Chinatown has a little drinking den hidden away above the steaming dumplings and bustling crowds of Gerrard Street. Opium’s innovative cocktail menu draws discerning clientele looking for late-night drinking with a difference.
The doorman, who goes by the name of Rowlands, is a real gentleman and adds a sense of mystery to the place. Follow his directions up two flights of stairs, and you'll find yourself in a dimly lit bar, sprinkled with Chinese motifs and oriental décor. Opium’s theme may be fitting for the location, but it’s a little twee in places with the waitress wearing a stereotypical Chinatown top and cheap silk cushions scattered on the sofas. That said, the vintage chairs, comfortable bar stools and little saloon tucked round the back of the venue bring their charm. If you go to the bathroom, listen out for 300-year-old Mandarin poetry playing softly on the speakers.
Aimed at cocktail lovers in the know, guests are mostly young groups of friends or couples on dates. While it might feel like a members’ club when the doorman ushers you through the subtle doorway, the atmosphere inside is much more relaxed and easy-going. Drinks come quickly and the emphasis on sharing food and impressively large jugs of cocktails brings people together.

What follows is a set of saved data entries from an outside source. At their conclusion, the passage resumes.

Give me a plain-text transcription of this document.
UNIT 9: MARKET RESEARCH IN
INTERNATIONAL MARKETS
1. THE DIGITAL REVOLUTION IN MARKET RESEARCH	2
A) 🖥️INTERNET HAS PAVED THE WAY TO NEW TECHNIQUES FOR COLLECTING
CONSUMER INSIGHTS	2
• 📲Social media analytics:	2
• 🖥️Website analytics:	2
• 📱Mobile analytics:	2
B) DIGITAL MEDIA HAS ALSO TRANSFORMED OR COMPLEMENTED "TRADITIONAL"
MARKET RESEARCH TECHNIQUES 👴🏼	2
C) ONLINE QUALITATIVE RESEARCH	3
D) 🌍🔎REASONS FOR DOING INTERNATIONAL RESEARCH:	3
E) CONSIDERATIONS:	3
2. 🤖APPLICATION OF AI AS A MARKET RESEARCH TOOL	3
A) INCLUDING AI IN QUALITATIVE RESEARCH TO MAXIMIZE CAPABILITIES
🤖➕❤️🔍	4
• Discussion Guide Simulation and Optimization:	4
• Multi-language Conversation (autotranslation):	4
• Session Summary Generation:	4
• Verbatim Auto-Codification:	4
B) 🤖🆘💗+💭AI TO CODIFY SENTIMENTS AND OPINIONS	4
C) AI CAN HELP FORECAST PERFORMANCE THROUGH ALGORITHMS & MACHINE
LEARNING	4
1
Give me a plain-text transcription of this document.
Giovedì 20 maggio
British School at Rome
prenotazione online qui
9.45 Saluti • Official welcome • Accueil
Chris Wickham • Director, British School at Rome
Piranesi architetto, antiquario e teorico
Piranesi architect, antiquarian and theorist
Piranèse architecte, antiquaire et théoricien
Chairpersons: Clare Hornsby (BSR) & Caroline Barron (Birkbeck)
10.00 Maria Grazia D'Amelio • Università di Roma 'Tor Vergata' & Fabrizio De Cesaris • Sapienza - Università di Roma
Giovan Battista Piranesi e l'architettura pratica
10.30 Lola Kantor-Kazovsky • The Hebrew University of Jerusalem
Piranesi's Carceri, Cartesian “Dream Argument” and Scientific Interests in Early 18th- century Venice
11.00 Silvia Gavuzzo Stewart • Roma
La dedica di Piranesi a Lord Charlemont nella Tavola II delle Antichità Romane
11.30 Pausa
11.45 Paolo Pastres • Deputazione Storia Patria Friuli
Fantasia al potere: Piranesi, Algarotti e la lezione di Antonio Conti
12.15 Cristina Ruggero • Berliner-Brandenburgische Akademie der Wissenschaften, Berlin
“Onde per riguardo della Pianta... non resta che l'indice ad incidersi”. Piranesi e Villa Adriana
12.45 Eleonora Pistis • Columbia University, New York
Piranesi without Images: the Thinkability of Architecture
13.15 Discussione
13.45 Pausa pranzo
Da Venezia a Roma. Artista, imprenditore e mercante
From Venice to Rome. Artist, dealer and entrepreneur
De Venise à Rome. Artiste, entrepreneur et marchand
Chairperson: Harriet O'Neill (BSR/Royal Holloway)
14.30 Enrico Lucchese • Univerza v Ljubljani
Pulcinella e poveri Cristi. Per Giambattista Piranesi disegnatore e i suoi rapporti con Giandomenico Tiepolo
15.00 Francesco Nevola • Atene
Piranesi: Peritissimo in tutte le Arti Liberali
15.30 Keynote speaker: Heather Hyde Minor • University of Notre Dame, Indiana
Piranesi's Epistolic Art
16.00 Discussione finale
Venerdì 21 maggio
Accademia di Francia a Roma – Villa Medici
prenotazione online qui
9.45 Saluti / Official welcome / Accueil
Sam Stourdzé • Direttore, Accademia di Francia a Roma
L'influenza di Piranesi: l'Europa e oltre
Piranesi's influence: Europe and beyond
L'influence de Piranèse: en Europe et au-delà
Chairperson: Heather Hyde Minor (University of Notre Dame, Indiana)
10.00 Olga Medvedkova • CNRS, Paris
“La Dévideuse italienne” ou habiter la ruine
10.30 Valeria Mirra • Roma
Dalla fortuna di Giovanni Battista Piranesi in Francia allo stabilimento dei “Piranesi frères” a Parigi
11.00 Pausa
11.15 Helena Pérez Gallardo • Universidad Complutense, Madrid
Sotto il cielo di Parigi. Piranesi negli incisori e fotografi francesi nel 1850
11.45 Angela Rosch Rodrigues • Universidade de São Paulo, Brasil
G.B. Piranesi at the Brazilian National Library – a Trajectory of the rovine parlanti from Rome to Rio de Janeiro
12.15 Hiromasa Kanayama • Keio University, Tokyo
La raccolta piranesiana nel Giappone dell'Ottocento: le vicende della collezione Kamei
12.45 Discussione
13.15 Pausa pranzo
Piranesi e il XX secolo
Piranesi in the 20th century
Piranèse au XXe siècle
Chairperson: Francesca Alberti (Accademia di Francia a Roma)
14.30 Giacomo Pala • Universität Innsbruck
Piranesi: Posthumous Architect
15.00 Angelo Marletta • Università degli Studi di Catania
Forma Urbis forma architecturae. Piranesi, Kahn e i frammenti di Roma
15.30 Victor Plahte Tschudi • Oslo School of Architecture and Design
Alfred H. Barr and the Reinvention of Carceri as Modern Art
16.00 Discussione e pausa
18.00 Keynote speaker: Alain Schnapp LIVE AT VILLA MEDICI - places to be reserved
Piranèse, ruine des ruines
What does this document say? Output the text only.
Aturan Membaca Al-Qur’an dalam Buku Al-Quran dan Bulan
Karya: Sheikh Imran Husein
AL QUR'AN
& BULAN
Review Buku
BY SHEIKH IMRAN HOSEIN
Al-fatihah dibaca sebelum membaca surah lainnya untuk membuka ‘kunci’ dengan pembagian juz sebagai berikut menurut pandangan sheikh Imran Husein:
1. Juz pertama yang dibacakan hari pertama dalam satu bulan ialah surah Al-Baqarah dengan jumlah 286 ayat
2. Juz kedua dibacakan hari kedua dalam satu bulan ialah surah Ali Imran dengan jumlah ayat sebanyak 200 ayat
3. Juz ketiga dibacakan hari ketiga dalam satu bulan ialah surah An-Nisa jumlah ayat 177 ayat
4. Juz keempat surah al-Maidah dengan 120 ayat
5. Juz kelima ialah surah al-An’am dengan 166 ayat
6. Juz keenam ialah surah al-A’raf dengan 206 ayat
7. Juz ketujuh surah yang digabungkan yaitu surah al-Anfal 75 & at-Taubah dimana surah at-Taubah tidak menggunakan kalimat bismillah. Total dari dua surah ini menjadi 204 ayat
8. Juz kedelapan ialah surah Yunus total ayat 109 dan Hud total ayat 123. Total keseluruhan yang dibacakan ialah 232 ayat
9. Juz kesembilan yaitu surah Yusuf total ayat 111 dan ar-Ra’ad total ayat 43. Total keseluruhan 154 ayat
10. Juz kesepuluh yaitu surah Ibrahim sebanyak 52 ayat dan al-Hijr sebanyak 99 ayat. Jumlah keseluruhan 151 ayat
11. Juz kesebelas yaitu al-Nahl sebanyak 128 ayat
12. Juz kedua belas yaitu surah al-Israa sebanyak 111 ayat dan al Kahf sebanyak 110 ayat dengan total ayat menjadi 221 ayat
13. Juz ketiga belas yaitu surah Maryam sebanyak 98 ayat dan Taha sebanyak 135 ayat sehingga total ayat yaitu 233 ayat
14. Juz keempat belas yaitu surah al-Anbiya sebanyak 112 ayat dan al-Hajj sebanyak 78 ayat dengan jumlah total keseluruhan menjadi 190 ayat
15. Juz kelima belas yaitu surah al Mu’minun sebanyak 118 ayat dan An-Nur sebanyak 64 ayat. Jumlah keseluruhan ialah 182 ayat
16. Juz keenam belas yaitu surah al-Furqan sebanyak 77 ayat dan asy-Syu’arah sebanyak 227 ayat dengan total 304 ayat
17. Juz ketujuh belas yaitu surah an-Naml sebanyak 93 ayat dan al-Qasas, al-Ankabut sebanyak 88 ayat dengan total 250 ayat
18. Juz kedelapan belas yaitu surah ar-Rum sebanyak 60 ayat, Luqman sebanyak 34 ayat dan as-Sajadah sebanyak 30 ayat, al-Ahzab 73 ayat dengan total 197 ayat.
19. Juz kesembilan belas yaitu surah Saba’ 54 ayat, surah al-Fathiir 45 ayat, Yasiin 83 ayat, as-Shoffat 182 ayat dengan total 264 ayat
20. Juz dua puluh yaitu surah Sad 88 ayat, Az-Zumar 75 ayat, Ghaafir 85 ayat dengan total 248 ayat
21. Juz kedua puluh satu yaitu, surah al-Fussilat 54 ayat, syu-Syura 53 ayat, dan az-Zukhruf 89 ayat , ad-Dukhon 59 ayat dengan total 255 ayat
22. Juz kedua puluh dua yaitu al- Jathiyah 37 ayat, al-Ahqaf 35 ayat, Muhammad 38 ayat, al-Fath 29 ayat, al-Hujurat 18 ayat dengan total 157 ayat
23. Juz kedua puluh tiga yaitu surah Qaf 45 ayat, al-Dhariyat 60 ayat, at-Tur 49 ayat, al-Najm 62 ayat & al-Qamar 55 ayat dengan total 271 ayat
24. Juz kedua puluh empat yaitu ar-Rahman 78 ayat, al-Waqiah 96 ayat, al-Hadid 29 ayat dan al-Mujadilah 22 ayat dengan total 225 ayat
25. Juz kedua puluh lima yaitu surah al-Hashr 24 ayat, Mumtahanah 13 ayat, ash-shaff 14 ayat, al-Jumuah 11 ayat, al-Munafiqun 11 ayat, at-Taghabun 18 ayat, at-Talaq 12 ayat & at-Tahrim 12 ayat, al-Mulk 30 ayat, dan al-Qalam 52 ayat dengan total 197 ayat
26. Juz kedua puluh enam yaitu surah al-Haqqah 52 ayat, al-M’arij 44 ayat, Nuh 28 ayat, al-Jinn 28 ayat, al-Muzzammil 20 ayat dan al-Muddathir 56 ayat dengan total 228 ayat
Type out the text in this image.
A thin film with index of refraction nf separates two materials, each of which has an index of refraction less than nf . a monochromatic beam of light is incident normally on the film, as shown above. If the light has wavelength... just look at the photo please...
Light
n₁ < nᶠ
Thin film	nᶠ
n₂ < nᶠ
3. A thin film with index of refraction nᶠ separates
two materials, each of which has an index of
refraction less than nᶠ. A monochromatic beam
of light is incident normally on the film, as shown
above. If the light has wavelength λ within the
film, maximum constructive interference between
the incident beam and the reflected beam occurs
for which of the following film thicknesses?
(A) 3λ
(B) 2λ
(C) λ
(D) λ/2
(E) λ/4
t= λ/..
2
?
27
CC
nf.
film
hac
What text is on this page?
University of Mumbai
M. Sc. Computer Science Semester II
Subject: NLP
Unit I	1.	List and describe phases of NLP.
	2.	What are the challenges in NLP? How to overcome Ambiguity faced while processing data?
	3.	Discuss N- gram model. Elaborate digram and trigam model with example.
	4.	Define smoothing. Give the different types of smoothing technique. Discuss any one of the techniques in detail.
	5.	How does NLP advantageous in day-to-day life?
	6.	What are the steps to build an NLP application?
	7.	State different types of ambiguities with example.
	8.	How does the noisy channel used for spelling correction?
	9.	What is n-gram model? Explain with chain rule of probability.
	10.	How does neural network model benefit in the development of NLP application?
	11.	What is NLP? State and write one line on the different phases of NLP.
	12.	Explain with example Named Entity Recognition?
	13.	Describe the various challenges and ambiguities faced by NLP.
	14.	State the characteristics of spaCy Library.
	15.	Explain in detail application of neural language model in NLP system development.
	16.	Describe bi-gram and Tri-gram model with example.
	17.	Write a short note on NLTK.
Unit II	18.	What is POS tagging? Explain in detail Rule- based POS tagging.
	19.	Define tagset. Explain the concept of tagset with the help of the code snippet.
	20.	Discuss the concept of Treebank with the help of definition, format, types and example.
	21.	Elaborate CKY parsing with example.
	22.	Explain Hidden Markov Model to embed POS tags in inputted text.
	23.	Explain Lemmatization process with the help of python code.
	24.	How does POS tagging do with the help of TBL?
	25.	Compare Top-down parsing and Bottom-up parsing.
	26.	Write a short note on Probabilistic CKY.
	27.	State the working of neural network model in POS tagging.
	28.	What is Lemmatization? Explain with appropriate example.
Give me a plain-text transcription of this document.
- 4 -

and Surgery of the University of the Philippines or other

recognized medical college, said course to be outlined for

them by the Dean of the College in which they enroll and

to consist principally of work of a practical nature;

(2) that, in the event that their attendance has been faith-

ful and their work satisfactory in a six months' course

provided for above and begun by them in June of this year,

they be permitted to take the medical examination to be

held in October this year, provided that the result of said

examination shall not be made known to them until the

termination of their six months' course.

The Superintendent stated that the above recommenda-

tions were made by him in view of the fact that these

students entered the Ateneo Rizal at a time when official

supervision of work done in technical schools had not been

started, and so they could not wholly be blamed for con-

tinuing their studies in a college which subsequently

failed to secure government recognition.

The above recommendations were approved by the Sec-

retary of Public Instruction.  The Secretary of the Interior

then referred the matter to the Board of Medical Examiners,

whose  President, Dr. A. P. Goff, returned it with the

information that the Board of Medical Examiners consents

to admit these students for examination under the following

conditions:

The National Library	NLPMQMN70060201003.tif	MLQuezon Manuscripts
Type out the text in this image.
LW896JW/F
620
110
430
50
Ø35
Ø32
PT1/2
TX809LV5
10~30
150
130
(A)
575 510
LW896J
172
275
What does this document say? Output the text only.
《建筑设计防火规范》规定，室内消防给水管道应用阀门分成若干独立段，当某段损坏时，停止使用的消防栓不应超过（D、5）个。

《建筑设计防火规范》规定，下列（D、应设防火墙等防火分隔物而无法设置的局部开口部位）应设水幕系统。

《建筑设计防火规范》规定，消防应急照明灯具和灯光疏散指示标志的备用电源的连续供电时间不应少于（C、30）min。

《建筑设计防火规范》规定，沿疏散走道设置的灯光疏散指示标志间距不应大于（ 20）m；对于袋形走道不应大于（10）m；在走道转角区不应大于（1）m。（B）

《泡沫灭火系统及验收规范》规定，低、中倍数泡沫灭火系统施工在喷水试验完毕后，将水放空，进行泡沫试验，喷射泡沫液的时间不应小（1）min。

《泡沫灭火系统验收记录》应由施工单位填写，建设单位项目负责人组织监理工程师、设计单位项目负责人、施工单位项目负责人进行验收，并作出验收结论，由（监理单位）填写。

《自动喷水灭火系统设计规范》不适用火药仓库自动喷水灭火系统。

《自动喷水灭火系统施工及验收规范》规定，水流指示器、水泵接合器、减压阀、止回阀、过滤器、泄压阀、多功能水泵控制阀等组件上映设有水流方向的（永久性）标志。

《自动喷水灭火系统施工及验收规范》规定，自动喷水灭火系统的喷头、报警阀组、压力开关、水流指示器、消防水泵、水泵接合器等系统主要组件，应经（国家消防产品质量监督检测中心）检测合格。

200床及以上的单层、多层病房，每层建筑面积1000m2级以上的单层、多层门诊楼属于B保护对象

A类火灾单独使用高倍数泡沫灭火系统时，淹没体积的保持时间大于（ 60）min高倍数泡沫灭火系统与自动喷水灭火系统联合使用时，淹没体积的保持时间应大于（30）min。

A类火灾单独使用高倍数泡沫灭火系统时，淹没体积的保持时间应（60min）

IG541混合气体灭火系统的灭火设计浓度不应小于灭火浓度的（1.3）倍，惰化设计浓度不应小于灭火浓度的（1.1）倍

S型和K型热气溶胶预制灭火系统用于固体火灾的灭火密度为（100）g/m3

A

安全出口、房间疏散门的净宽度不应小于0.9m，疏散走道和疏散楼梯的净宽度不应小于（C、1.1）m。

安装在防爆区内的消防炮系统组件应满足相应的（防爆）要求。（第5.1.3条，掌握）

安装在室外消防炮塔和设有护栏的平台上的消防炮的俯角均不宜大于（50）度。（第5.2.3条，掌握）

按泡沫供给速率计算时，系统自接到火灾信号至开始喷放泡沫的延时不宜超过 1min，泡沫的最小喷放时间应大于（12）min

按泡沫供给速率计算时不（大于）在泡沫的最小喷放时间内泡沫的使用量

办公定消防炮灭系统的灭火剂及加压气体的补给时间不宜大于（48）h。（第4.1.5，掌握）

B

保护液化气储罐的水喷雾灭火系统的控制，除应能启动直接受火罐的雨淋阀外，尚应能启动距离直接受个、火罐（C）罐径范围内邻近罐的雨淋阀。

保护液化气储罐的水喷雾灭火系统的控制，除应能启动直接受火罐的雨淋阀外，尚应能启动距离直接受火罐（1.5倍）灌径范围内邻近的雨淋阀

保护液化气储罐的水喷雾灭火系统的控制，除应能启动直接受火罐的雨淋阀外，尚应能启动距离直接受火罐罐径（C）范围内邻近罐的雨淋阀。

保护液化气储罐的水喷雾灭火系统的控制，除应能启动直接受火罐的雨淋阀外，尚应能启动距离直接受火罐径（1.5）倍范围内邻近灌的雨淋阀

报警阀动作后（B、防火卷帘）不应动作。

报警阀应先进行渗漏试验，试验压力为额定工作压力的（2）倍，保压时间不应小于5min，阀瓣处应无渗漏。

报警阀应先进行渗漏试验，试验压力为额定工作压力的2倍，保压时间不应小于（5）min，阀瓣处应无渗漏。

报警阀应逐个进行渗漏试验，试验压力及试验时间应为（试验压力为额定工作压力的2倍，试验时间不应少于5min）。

Platters of steaming dumplings and crispy prawn toast miraculously emerge from behind the cocktail bar, which are actually created by one little guy stationed in the kitchen downstairs at Dumplings Legends. His siu mai steamed pork and prawn dumplings (£6.50) are a highlight, as salty sweet pork mince is packed into a delicate fine casing. The char siu bau (£6) are a light and fluffy incarnation of traditional Cantonese buns, with a sticky barbeque pork filling, and king prawn (£7) or scallop dumplings
(£7) are well seasoned with a slight crunch of water chestnut in the filling. Dim sum is excellent for a snack, but it's a little overpriced and really, it's the cocktail menu that demands feasting on here.
Dry ice billows from an ornate pot as the bartender sets sparks of cinnamon powder alight over rum-flambéd peaches: this is cocktail theatre. Drinks as imagined by cocktail expert Dre Masso start from £11 and every drink at Opium has an original little twist in the presentation, whether it's a medicine bottle of potent elixir, bright blue G&T or whiskey bubble tea with the classic extra wide straw for almond and orange flower tapioca balls. Bar staff are busy but attentive; they pride themselves on creating one of their multitude of cocktails from the menu or a bespoke concoction just to your liking. Ask curly-haired Bruce for his Bloody Mary (gently rolled, not shaken) for a savoury pick me up.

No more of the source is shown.